Le sénateur américain Bernie Sanders présentera mercredi un projet de loi appelant à un moratoire national sur toute nouvelle construction de centres de données jusqu’à ce que des lois complètes soient promulguées pour atténuer les risques associés à l’intelligence artificielle. La représentante Alexandria Ocasio-Cortez prévoit de présenter un projet de loi complémentaire à la Chambre peu de temps après.

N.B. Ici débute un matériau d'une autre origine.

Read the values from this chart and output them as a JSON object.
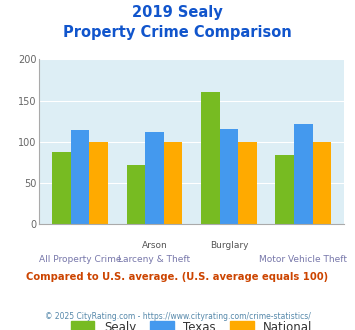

Alors que le projet de loi fait face à une bataille difficile – compte tenu du soutien de l’administration actuelle au développement de l’IA et des efforts considérables de lobbying de l’industrie – il représente une réaction croissante contre l’expansion incontrôlée des centres de données. L’argument principal est simple : La croissance rapide de l’IA nécessite une puissance de calcul massive, ce qui entraîne une demande non durable en énergie, en eau et en terres. Il ne s’agit pas simplement d’un problème environnemental ; c’est aussi une question d’équité économique, car une demande accrue d’énergie peut entraîner une hausse des factures de services publics pour le citoyen moyen.

Sanders soutient que cette pause est nécessaire pour garantir que l’IA profite à tous les Américains, et pas seulement à quelques privilégiés. “Un moratoire nous donnera l’occasion de déterminer comment garantir que l’IA profite aux familles qui travaillent dans ce pays”, a-t-il déclaré. La législation proposée cible les installations dont la charge énergétique dépasse 20 mégawatts, stoppant ainsi l’expansion des infrastructures dédiées à l’IA jusqu’à ce que des garanties soient mises en place pour prévenir les dommages environnementaux, l’inflation des coûts énergétiques et les dommages potentiels à la société. Il appelle également à une répartition plus équitable des richesses générées par l’IA et restreint même l’exportation de matériel informatique avancé vers des pays ne disposant pas de réglementations similaires.

Le projet de loi nomme explicitement des leaders technologiques comme Elon Musk, Jeff Bezos, Sam Altman et Dario Amodei, reconnaissant leur rôle à la fois dans le profit et dans l’alerte sur l’évolution rapide de l’IA. Le moment est crucial car l’opposition du public aux centres de données augmente. Des sondages récents montrent que près de 40 % des Américains les considèrent comme nuisibles à l’environnement et préjudiciables aux coûts énergétiques des ménages. Ce sentiment a déjà influencé les élections locales dans des États comme la Virginie et la Géorgie, où le développement des centres de données a été agressif. Rien qu’en 2025, 98 milliards de dollars de projets ont été retardés ou abandonnés en raison de la résistance des communautés.

Ce n’est pas seulement une question progressiste. D’éminents républicains, dont Steve Bannon et le sénateur Josh Hawley, ont également exprimé leurs inquiétudes concernant l’expansion incontrôlée des centres de données. Le principal désaccord n’est pas de savoir s’il y a un problème, mais comment le résoudre. Certains États, comme la Floride, ont déjà tenté d’adopter une législation visant à protéger les consommateurs des coûts énergétiques liés à l’IA, mais de nombreux efforts ont échoué.

Même la Maison Blanche et les Big Tech reconnaissent la crise des relations publiques. Un récent accord non contraignant a été signé à la Maison Blanche en mars pour répondre aux inquiétudes liées à l’augmentation des factures d’énergie, mais les experts le qualifient de largement symbolique. L’industrie insiste sur le fait qu’un développement responsable est possible, mais la réalité est que la trajectoire actuelle n’est pas durable.

La Data Center Coalition prévient qu’un moratoire paralyserait la capacité Internet, supprimerait des emplois et nuirait à l’économie. Cependant, l’argument inverse est qu’une croissance incontrôlée sera en fin de compte bien plus dommageable à long terme. Le projet de loi Sanders impose un débat nécessaire sur le véritable coût de l’IA et sur la question de savoir si la société est prête à le payer.

Cette proposition souligne un tournant crucial : le débat sur l’IA ne porte plus seulement sur le progrès technologique, mais sur le pouvoir, l’équité et la durabilité.